This code subtracts a fixed number (32*4) from esi when ecx is a multiple of 32. Any ideas on how to optimize this? I'm looking for a way to remove the jump.

EDIT: And I have only eax available as a temp register....

test ecx,32-1
jnz @F
sub esi,32*4
@@:
Posted on 2002-11-17 02:26:26 by Qweerdy
lea eax, [ecx + 32 - 1]

; (space for instruction)
xor eax, ecx
; (space for instruction)
and eax, 32
; (space for instruction)
lea esi, [esi + eax*4][-128]
EAX is zero only in the case that ECX is a multiple of 32. ;)
Posted on 2002-11-17 02:51:38 by bitRAKE
Ok, I've made the changes. Now my inner loop looks like this:

CellLoop:
mov eax,[esi]
inc ecx
mov [edi],eax
lea eax,[ecx+32-1]
xor eax,ecx
and eax,32
cmp ecx,[ebx]
lea esi,[esi+eax*4][-128]
jne CellLoop

Is this optimal?

Great piece of work btw, I couldn't have figured that out myself... wow.
Posted on 2002-11-17 04:40:38 by Qweerdy
bitRake, Qweerdy,
Treat me as a newbie on this one.

bitRake how does your algo work? and why do u leave spaces for instructions in between?

Also how does
"test ecx,32-1" check ecx for being a multiple of 32.

Whatever i am asking may sound completly stupid but i am pretty new to asm.
Posted on 2002-11-17 05:08:50 by clippy

Also how does
"test ecx,32-1" check ecx for being a multiple of 32.

1100000 = 32 * 3 in binary
100000 = 32 in binary
11111 = 32-1 in binary

so if the lower 5 bits of a number are clear, the number is a multiple of 32.
Posted on 2002-11-17 06:13:24 by Qweerdy
gladiator, it is binary math. It works by finding if the bit-5 has changed by adding 31. If bit-5 changes then ECX is not a multiple of 32 (ex. 32/32 = 1; 32+31 = 63; 63/32 = 1; but: 33/32 = 1; 33+31=64; 64/32 = 2). Spaces are left for older processors that can't execute instructions out of order - trying to eliminate dependancies between instructions. Agner Fog's optimization guide would be a good read for you.

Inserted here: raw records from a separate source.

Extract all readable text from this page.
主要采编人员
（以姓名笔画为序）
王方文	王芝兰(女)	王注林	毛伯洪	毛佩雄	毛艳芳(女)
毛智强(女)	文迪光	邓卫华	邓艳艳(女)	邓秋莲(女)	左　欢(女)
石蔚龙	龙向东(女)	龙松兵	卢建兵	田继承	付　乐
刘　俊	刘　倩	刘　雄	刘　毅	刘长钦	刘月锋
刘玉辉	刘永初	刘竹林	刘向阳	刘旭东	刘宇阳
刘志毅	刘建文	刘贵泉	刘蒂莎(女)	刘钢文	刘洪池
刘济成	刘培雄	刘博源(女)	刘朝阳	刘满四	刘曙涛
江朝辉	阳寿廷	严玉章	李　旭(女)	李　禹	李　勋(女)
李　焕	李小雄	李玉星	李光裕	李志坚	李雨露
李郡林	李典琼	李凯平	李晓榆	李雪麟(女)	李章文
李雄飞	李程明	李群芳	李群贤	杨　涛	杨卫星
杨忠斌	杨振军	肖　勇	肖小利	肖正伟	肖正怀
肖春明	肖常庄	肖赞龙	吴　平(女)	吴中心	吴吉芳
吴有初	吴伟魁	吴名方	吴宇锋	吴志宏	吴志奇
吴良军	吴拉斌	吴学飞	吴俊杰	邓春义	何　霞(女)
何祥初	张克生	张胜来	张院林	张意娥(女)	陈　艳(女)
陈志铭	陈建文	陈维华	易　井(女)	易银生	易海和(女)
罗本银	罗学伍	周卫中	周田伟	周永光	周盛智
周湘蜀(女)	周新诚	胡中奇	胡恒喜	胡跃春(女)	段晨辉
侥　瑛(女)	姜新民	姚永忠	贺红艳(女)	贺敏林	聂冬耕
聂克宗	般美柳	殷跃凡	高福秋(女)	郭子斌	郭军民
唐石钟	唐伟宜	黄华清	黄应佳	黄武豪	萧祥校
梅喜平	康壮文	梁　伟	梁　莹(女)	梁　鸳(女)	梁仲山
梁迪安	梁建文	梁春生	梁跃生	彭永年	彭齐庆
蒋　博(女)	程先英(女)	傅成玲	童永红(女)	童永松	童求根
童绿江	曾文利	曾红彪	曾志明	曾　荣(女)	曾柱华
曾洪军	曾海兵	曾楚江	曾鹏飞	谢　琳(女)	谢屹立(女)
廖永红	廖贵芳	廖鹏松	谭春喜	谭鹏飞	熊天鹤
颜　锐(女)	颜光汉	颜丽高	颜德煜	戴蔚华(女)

Qweerdy, should not be accessed in the loop - the number of loops needed can be calculated. I didn't assume ECX is zero on entry to your snippet. This could be trimmed up a little if left side is always aligned.
lea eax, [ecx+32-1]

and ecx, 32-1
and eax, -32
lea esi, [esi + ecx*4]
sub eax, [ebx]
neg eax
CellLoop:
rep movsd
mov ecx, 32
sub esi, 128
sub eax, 32
jnc CellLoop
; do right unaligned dwords
rep movsd
Posted on 2002-11-17 11:41:38 by bitRAKE
I'm sorry, but I couldn't get your snippet to work :(

Posted on 2002-11-17 12:08:15 by Qweerdy
thanks bitRake and Qweerdy.
I understand now.

P.S.- Where can i come to know these tricks about binary math?
Posted on 2002-11-18 13:57:37 by clippy

P.S.- Where can i come to know these tricks about binary math?